Burkhart is the daughter of the late Thomas Burkhart, who was held in several POW camps, including an Osaka camp where he worked on a breakwater and a submarine base for the predecessor of today’s construction firm Tobishima Corp.
She recalled POWs’ longtime efforts to win an apology and compensation from the Japanese government in the early 2000s that were rejected in line with the 1951 Peace Treaty between the U.S. and Japan that prohibits lawsuits for redress.
She said that both countries have since observed significant turning points, including former Japanese Ambassador to Washington Ichiro Fujisaki’s apology at the veterans group’s 2009 convention in Texas.
“We extend a heartfelt apology for our country having caused tremendous damage and suffering to many people, including prisoners of war, those who have undergone tragic experiences in the Bataan Peninsula and Corregidor Island,” Fujisaki said.
Burkhart called the reconciliation an ongoing process and pointed out that more efforts should be done in both countries to educate youth on that chapter in history.
“Those who don’t learn history are doomed to repeat it,” she said.
In July 2015, executives from Mitsubishi Materials gave an unprecedented apology for using American POWs for forced labor during World War II, saying they felt a “deep sense of ethical responsibility for a past tragedy.”
The company offered a “most remorseful apology” to the roughly 900 POWs who suffered “harsh, severe hardships” while forced to work in Mitsubishi mines and industrial plants.
“War is hell,” said Chamberlain, who stayed in the army and later served in the U.S. Air Force. He worked as a paramedic and in health care administration, having gained a bachelor’s degree in health science.
The father of one son and six daughters survived his wife, Dorothy, whom he met in the army and married in 1947. He now lives in Washington, still trying to deal with post-traumatic stress disorder and other health issues.

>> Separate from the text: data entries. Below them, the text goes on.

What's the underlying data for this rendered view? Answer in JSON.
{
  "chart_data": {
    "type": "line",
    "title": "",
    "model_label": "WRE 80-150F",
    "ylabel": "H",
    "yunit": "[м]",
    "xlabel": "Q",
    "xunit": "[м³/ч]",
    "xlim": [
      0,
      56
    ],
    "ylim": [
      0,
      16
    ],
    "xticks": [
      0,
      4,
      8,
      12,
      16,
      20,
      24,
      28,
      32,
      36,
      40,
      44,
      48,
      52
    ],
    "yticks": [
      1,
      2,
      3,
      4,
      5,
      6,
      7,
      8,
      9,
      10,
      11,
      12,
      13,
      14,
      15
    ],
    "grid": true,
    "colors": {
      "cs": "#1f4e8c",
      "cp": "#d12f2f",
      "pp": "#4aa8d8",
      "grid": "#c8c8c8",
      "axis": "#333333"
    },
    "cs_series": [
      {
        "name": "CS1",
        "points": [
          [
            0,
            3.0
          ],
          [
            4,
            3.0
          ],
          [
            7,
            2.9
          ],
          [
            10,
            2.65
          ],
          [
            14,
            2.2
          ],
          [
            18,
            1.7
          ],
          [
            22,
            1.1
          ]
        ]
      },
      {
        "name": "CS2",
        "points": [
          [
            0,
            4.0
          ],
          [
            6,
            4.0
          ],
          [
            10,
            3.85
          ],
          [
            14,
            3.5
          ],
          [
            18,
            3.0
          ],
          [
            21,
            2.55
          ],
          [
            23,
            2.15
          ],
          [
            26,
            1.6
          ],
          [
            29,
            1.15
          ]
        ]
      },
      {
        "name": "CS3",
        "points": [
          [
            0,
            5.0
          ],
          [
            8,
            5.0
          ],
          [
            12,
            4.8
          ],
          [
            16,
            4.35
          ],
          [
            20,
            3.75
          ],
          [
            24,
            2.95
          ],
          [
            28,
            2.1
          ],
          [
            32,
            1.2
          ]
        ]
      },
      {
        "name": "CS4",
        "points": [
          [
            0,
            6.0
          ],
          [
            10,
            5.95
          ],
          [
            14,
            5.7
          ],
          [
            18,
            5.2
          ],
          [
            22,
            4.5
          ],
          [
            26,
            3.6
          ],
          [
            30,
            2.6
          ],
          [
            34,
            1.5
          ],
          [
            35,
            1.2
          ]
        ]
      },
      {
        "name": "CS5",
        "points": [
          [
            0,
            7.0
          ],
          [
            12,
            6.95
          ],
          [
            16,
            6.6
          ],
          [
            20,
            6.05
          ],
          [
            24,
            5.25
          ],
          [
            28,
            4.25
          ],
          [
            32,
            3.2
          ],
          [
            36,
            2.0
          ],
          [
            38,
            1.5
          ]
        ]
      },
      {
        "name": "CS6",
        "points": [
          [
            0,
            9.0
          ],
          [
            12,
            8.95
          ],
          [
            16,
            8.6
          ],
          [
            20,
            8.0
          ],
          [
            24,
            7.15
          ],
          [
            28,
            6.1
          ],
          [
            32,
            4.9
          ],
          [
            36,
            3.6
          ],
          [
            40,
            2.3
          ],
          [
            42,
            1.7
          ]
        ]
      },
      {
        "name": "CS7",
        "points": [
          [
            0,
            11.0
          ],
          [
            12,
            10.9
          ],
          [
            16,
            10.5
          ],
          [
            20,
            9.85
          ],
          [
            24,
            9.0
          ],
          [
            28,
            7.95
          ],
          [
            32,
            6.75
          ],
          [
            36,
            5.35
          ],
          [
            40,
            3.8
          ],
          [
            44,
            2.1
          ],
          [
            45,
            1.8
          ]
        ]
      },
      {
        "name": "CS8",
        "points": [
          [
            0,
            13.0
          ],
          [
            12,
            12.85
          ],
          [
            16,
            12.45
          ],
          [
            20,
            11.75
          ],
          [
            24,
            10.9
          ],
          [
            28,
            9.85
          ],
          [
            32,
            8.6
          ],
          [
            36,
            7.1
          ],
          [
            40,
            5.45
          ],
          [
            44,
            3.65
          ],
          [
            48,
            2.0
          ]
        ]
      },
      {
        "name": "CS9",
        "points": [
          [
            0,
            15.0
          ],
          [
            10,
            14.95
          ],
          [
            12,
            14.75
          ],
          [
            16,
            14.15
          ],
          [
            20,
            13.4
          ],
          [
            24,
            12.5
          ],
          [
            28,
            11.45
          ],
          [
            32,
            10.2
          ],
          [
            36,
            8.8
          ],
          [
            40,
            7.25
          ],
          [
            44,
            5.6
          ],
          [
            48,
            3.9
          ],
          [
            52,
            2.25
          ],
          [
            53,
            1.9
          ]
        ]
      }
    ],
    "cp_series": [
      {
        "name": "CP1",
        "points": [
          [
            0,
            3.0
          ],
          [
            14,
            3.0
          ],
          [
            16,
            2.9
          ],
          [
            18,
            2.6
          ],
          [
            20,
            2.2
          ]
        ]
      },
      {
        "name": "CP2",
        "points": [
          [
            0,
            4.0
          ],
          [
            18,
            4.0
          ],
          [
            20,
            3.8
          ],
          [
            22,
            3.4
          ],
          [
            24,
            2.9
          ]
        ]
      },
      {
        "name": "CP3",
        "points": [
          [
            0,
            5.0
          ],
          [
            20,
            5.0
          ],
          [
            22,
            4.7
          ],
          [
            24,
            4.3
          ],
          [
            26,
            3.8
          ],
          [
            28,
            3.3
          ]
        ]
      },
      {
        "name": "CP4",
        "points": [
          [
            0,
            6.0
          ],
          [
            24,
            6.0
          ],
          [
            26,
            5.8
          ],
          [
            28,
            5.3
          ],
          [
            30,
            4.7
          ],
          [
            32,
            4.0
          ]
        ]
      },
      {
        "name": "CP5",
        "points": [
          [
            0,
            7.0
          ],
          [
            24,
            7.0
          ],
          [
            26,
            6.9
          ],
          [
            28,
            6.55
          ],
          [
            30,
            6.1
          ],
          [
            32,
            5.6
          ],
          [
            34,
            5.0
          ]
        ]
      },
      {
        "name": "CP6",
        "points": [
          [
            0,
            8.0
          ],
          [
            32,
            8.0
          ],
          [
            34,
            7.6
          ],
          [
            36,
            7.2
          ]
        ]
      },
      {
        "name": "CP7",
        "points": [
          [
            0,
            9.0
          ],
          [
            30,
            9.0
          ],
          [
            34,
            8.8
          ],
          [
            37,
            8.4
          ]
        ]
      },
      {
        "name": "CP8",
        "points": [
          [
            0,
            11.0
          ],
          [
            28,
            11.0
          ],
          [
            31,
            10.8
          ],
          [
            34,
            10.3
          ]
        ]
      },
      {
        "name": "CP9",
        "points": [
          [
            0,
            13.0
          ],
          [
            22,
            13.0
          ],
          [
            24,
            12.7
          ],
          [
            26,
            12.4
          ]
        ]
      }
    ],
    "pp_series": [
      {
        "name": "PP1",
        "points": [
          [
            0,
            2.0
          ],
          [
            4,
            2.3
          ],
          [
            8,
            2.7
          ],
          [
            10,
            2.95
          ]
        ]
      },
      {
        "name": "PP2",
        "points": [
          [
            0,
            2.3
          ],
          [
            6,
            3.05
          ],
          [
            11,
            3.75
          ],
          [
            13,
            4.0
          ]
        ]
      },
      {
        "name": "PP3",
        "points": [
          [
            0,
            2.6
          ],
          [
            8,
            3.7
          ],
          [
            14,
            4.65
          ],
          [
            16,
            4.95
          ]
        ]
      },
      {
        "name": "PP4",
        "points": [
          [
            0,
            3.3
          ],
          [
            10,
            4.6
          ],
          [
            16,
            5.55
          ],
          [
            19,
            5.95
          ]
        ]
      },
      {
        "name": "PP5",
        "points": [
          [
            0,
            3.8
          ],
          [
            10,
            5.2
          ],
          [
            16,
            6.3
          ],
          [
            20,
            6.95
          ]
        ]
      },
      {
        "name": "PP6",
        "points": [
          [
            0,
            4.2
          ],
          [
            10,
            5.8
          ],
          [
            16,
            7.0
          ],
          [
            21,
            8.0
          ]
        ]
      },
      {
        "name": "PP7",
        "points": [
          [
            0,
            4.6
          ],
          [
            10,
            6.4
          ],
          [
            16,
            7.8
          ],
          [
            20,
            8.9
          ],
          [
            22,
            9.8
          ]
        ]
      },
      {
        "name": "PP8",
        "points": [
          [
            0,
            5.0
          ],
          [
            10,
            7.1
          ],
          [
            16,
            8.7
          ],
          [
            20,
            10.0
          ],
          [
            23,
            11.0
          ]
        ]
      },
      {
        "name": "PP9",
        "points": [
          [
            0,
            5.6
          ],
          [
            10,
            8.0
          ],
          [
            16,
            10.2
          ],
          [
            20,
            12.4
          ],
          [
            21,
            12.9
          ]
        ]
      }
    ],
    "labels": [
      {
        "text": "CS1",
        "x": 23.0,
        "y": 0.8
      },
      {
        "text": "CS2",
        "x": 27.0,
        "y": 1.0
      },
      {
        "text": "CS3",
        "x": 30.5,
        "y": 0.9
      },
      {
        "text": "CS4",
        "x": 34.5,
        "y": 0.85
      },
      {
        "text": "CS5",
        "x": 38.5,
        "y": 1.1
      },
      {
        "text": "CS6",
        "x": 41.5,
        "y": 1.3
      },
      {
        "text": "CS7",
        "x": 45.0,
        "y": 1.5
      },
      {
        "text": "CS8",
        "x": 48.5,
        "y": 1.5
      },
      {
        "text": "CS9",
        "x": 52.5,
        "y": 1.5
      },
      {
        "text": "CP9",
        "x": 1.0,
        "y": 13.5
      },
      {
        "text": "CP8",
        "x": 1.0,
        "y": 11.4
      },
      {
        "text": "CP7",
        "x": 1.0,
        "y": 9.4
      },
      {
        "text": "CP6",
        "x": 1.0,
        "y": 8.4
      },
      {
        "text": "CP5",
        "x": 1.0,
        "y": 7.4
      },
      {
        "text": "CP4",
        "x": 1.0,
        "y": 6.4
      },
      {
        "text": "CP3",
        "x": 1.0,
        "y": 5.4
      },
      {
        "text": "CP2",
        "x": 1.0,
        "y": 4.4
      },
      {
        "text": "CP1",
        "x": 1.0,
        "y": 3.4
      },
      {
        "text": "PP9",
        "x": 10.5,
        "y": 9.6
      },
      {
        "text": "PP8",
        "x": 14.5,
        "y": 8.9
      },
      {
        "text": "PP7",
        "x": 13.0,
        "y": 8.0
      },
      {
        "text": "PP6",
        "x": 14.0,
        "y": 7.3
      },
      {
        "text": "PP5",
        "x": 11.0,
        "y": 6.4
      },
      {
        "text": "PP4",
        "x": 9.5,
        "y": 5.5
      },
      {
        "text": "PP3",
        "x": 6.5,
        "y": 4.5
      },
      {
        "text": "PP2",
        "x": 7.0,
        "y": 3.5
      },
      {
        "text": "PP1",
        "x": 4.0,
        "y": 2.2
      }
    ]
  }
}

“I am gratified that this war ended in a good way,” he said. “And I pray that there will never be another war like that one.”
He said he was bothered by international conflicts in today’s world and U.S. President Donald Trump’s fueling tensions with North Korea.
“I have seen thousands of people die, I have seen that. I don’t like it,” Chamberlain said, pointing at the destructiveness of war and urging that conflicts be resolved through dialogue. “Our president had never been in the military. … I want him to talk. Talk, talk, talk, talk peace, talk peace, talk peace.”